Im Gelände selbst herrschen artenreiche Trockenwiesen vor. Nur schon akustisch gut zu erkennen wo die Kaserne anfängt - wenn's zirpt    
ist man drin, wenn nicht ist man noch in der Landwirtschaftszone. Zudem gibt's recht schöne Bäume auf dem Areal.                                 


So ein gemütlicher Sonntagsspaziergand im Grünen zaubert natürlich auch ein Strahlen ins Gesicht wenn man selbst grün ist. Und            
rechts wieder ein Bild aus der beliebten Serie "Füsse in den Bächen der Welt" - heute aber mal trockengelegt. Wenn ich denke dass ich    
vor nur wenigen Wochen noch genau mit diesen Stiefeln durch den Urwald gestampft bin...                                                                    

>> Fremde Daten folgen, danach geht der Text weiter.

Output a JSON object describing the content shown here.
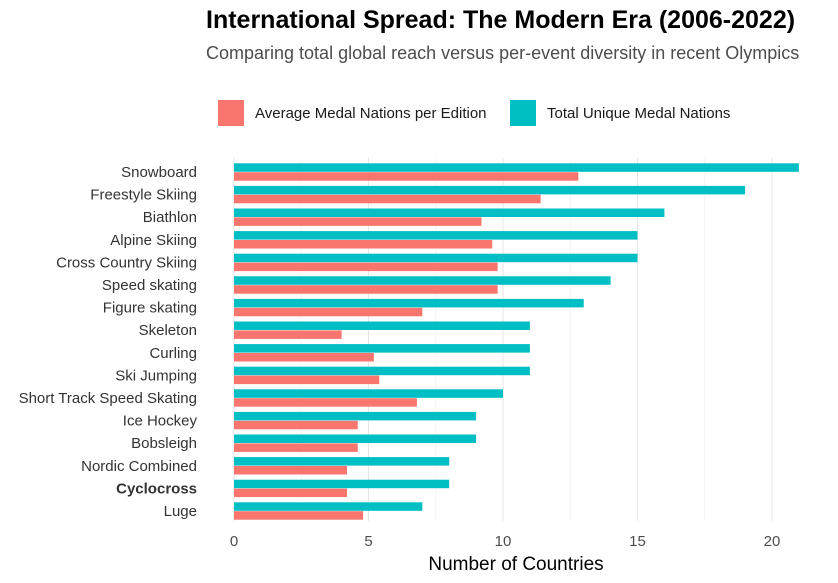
{
  "chart_data": {
    "type": "bar",
    "orientation": "horizontal",
    "title": "International Spread: The Modern Era (2006-2022)",
    "subtitle": "Comparing total global reach versus per-event diversity in recent Olympics",
    "xlabel": "Number of Countries",
    "ylabel": "",
    "xlim": [
      0,
      21
    ],
    "xticks": [
      0,
      5,
      10,
      15,
      20
    ],
    "grid": true,
    "legend_position": "top",
    "highlight_category": "Cyclocross",
    "highlight_color": "#C0202E",
    "categories": [
      "Snowboard",
      "Freestyle Skiing",
      "Biathlon",
      "Alpine Skiing",
      "Cross Country Skiing",
      "Speed skating",
      "Figure skating",
      "Skeleton",
      "Curling",
      "Ski Jumping",
      "Short Track Speed Skating",
      "Ice Hockey",
      "Bobsleigh",
      "Nordic Combined",
      "Cyclocross",
      "Luge"
    ],
    "series": [
      {
        "name": "Average Medal Nations per Edition",
        "color": "#F8766D",
        "values": [
          12.8,
          11.4,
          9.2,
          9.6,
          9.8,
          9.8,
          7.0,
          4.0,
          5.2,
          5.4,
          6.8,
          4.6,
          4.6,
          4.2,
          4.2,
          4.8
        ]
      },
      {
        "name": "Total Unique Medal Nations",
        "color": "#00BFC4",
        "values": [
          21,
          19,
          16,
          15,
          15,
          14,
          13,
          11,
          11,
          11,
          10,
          9,
          9,
          8,
          8,
          7
        ]
      }
    ]
  }
}
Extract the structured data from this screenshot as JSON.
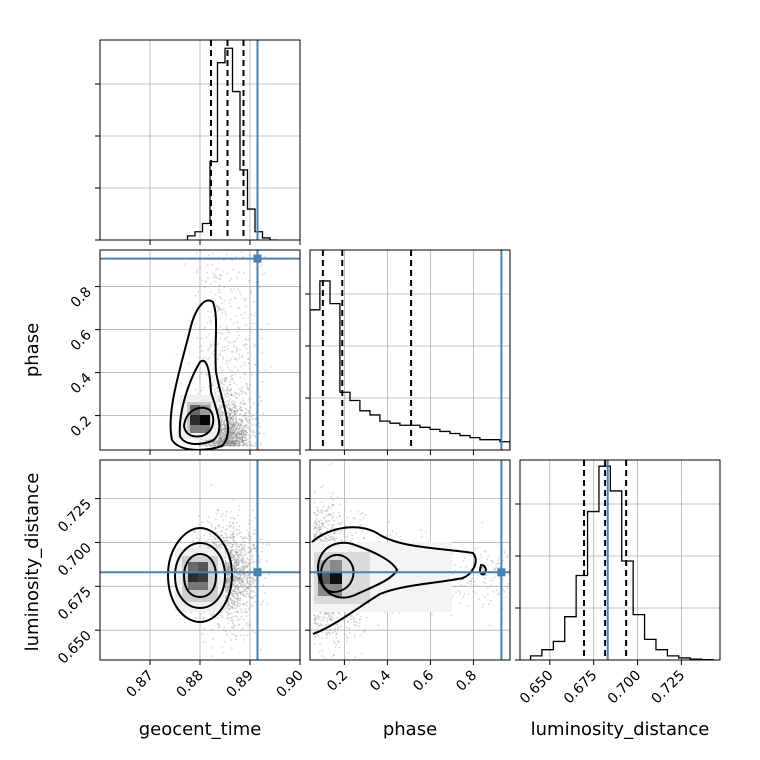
{
  "chart_data": {
    "type": "corner",
    "parameters": [
      "geocent_time",
      "phase",
      "luminosity_distance"
    ],
    "truths": {
      "geocent_time": 0.8915,
      "phase": 0.93,
      "luminosity_distance": 0.683
    },
    "colors": {
      "truth": "#4682b4",
      "hist": "#000000",
      "grid": "#b0b0b0",
      "scatter": "#808080"
    },
    "grid": true,
    "ranges": {
      "geocent_time": [
        0.86,
        0.9
      ],
      "phase": [
        0.04,
        0.97
      ],
      "luminosity_distance": [
        0.633,
        0.747
      ]
    },
    "ticks": {
      "geocent_time": [
        0.87,
        0.88,
        0.89,
        0.9
      ],
      "phase": [
        0.2,
        0.4,
        0.6,
        0.8
      ],
      "luminosity_distance": [
        0.65,
        0.675,
        0.7,
        0.725
      ]
    },
    "tick_labels": {
      "geocent_time": [
        "0.87",
        "0.88",
        "0.89",
        "0.90"
      ],
      "phase": [
        "0.2",
        "0.4",
        "0.6",
        "0.8"
      ],
      "luminosity_distance": [
        "0.650",
        "0.675",
        "0.700",
        "0.725"
      ]
    },
    "quantiles": {
      "geocent_time": [
        0.8822,
        0.8855,
        0.8887
      ],
      "phase": [
        0.1,
        0.19,
        0.51
      ],
      "luminosity_distance": [
        0.6695,
        0.6815,
        0.6935
      ]
    },
    "histograms": {
      "geocent_time": {
        "edges": [
          0.8775,
          0.879,
          0.8805,
          0.882,
          0.8835,
          0.885,
          0.8865,
          0.888,
          0.8895,
          0.891,
          0.8925,
          0.894,
          0.8955
        ],
        "counts": [
          0.02,
          0.04,
          0.08,
          0.38,
          0.86,
          0.93,
          0.72,
          0.34,
          0.15,
          0.04,
          0.01,
          0.0
        ]
      },
      "phase": {
        "edges": [
          0.04,
          0.086,
          0.133,
          0.179,
          0.226,
          0.272,
          0.319,
          0.365,
          0.412,
          0.458,
          0.505,
          0.551,
          0.598,
          0.644,
          0.691,
          0.737,
          0.784,
          0.83,
          0.877,
          0.923,
          0.97
        ],
        "counts": [
          0.68,
          0.82,
          0.71,
          0.28,
          0.24,
          0.19,
          0.17,
          0.14,
          0.13,
          0.12,
          0.12,
          0.11,
          0.1,
          0.09,
          0.08,
          0.07,
          0.06,
          0.05,
          0.05,
          0.04
        ]
      },
      "luminosity_distance": {
        "edges": [
          0.639,
          0.6455,
          0.652,
          0.6585,
          0.665,
          0.6715,
          0.678,
          0.6845,
          0.691,
          0.6975,
          0.704,
          0.7105,
          0.717,
          0.7235,
          0.73,
          0.7365,
          0.743
        ],
        "counts": [
          0.02,
          0.05,
          0.09,
          0.21,
          0.41,
          0.72,
          0.94,
          0.82,
          0.48,
          0.22,
          0.1,
          0.05,
          0.02,
          0.01,
          0.004,
          0.002
        ]
      }
    },
    "scatter_2d": [
      {
        "x": "geocent_time",
        "y": "phase"
      },
      {
        "x": "geocent_time",
        "y": "luminosity_distance"
      },
      {
        "x": "phase",
        "y": "luminosity_distance"
      }
    ]
  }
}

Diesem Spielplatz hier fehlt eindeutig ein Seiliplampi und eine Rutschbahn. Sonst ist bei der NATO-Kampfbahn eigentlich alles dabei,       
was einem im Weg stehen kann. Zum Glück bin ich aus dem Alter raus! An den Baumstämmen und Tischen rechts lernen übrigens die     
Rekruten, wie man Sprengladungen baut und an Sprengobjekte anbringt.                                                                                              


Meist stehen die Bäume auf den Schweizer Hügeln ja immer genau auf der Spitze, aber hier hat man beim Pflanzen scheinbar nicht genau
getroffen - und das neben einer Institution in der Zielsicherheit gelehrt wird. Tss Tss. Rechts nicht das Bourbaki-Panorama, sondern das   
runde Wachtgebäude der Kaserne.                                                                                                                                                         


Schliesslich bin ich durch mit meiner Patroullie, und alles wurde als in Ordnung und gesichert befunden. Ich schaue noch ein wenig den     
hier sehr häufigen Heissluftballons zu und mach mich dann auf auf eine weitere Schicht im Aquarium. Zum Glück ist bald Montag - auch  
irgendwie ein komischer Gedankengang, was?